Verizon's top spokesperson Tom Tauke, who followed up his panel performance with a press release, said the FCC should look at net neutrality from the point of view of the user, taking into account the interface and computer (and, presumably the table, the mouse and the coffee that's gotten way too cold to ensure fair treatment on the Internet's backbone) as well as the telecom infrastructure the FCC traditionally regulates.

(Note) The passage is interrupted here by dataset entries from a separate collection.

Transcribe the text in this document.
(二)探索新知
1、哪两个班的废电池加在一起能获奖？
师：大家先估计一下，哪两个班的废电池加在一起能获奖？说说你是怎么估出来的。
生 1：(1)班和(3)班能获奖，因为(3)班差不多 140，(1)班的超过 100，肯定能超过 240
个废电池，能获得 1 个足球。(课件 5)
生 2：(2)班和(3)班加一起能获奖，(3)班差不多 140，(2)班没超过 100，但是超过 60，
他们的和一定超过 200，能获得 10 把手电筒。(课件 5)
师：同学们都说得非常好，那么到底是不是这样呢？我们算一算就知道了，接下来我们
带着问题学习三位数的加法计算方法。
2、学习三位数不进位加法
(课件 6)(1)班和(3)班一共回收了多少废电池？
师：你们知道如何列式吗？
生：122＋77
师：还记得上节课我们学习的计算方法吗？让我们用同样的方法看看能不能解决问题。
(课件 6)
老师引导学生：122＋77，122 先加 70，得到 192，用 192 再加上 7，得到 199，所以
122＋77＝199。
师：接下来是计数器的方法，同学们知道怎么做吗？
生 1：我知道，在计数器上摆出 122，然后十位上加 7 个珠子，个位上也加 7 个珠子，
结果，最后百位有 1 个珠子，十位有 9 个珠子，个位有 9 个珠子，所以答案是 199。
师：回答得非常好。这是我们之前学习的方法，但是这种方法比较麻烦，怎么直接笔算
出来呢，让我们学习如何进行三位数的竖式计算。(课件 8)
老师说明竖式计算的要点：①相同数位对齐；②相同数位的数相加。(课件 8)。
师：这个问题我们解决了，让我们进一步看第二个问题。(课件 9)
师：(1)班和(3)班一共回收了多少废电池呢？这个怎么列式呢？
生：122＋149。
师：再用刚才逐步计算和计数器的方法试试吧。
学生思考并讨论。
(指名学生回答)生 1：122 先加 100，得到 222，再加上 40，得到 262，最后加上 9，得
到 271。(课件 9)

He had four recommendations:
- Rules should be a federal framework, so the carriers don't have to deal with legislatures or restrictive rules in a lot of states;
- the framework should rely on case-by-case judgments in court or in front of a regulatory body (which is too expensive for most customers) and should not involve "anticipatory" rulemaking, which presumably means telling the carriers ahead of time not to do things like set up phones so it's easy to make accidental data connections and then charge customers for doing it;
- the test for whether the government should intervene is if customers are clearly being harmed or to limit anti-competitive activity -- which actually sounds legitimate, but given the completely ad hoc process of determining what carriers should do or what harms customers, I don't see this going a customer's way too often;
- And a single federal agency -- like, say, the FCC? -- should have jurisdiction.
It's too bad there aren't more folksy aphorisms and proverbs in discussions about technology regulation, because this is the best example I've seen of the fox trying to decide who guards the hen house.